How does Covid-19 affect your heart?
Find out how Covid-19 can lead to conditions such as blood clots, heart damage, palpitations and high heart rate.
In April 2020, in the early days of the pandemic, the BHF joined forces with the National Institute for Health Research (NIHR) to prioritise and support research into Covid-19.
We wanted to know as quickly as possible why people with heart and circulatory diseases are more at risk of getting seriously ill from Covid-19, how Covid-19 affects the heart and blood vessels, and how the pandemic was indirectly affecting the care of people with heart and circulatory conditions.
Seven “flagship projects” – research projects which were prioritised because of their importance to the fight against Covid-19 - were selected through this partnership. These include projects trying to understand the extent of organ damage caused by Covid-19, or using artificial intelligence to monitor the risk of long-term effects of the virus on heart and blood vessel health. Together these projects will shed new light on the links between Covid-19 and heart and circulatory diseases.
One of the projects awarded flagship status was CVD-COVID-UK, led by Professor Cathie Sudlow, Director of the BHF Data Science Centre. This partnership aims to link up UK healthcare datasets, such as patient data from hospitals and primary care, and make this data available to researchers in a secure and anonymised way to help answer important questions about the links between Covid-19 and heart and circulatory disease.
The BHF Data Science Centre also works with the Strategic Advisory Group for Emergencies (SAGE) and regularly provides SAGE with updates on the health data research relating to Covid-19.
In December 2020, the consortium published findings of a study looking at records from nine UK hospitals.

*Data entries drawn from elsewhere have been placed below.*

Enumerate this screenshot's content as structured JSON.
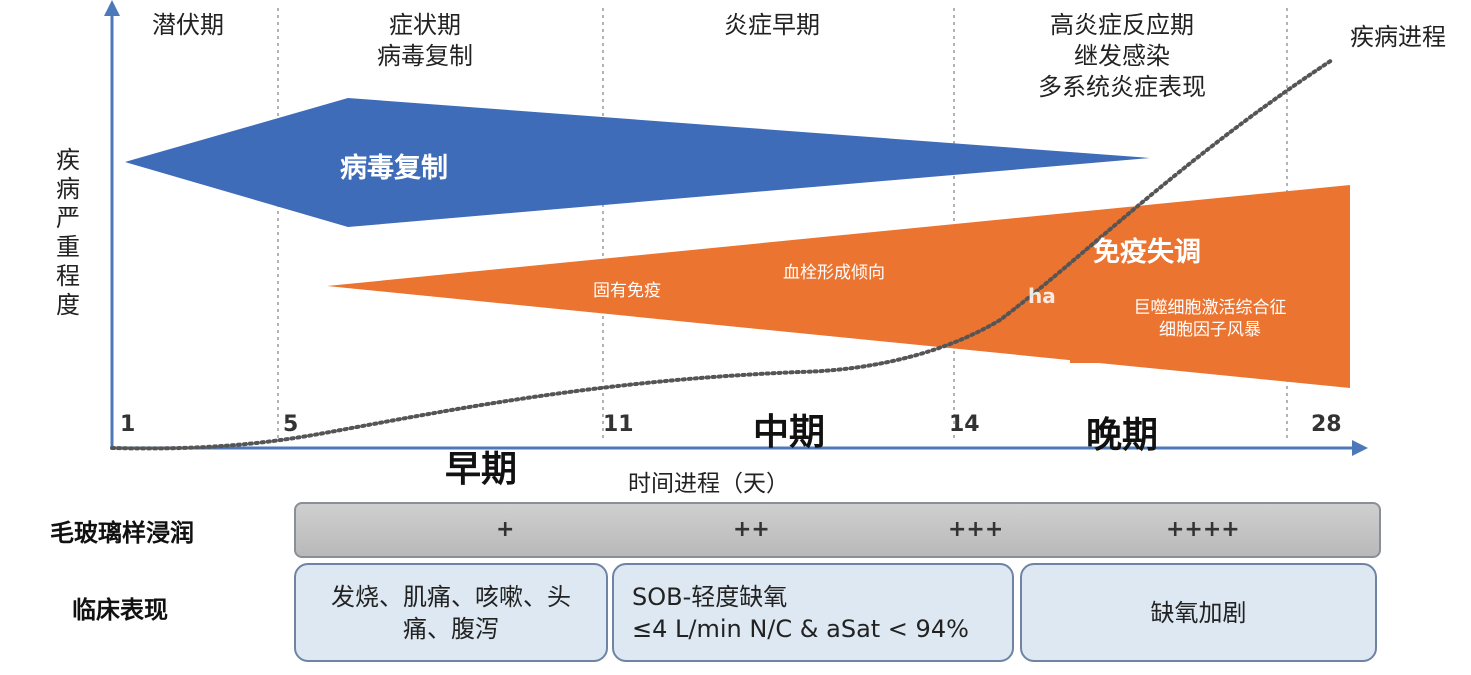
{
  "phases": {
    "latent": "潜伏期",
    "symptomatic_1": "症状期",
    "symptomatic_2": "病毒复制",
    "early_inflammation": "炎症早期",
    "hyper_1": "高炎症反应期",
    "hyper_2": "继发感染",
    "hyper_3": "多系统炎症表现"
  },
  "progress_label": "疾病进程",
  "y_axis_label": [
    "疾",
    "病",
    "严",
    "重",
    "程",
    "度"
  ],
  "x_axis_label": "时间进程（天）",
  "ticks": [
    "1",
    "5",
    "11",
    "14",
    "28"
  ],
  "stages": {
    "early": "早期",
    "middle": "中期",
    "late": "晚期"
  },
  "virus": {
    "label": "病毒复制",
    "color": "#3e6cb8"
  },
  "immune": {
    "label": "免疫失调",
    "innate": "固有免疫",
    "thrombosis": "血栓形成倾向",
    "cut_text": "ha",
    "mas_1": "巨噬细胞激活综合征",
    "mas_2": "细胞因子风暴",
    "color": "#ec7431"
  },
  "ggo": {
    "label": "毛玻璃样浸润",
    "markers": [
      "+",
      "++",
      "+++",
      "++++"
    ]
  },
  "clinical": {
    "label": "临床表现",
    "boxes": [
      {
        "lines": [
          "发烧、肌痛、咳嗽、头",
          "痛、腹泻"
        ]
      },
      {
        "lines": [
          "SOB-轻度缺氧",
          "≤4 L/min N/C & aSat < 94%"
        ]
      },
      {
        "lines": [
          "缺氧加剧"
        ]
      }
    ]
  }
}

They found that the number of people being hospitalised due to heart and circulatory diseases, or having procedures to treat these conditions (such as coronary bypass surgery) dropped by up to 88% in the first UK lockdown, between late March and early May 2020. This study provided important evidence of the indirect impact of the Covid-19 pandemic on heart and circulatory disease care and highlighted a need to develop ways to ensure such dramatic reductions and delays do not happen in the future.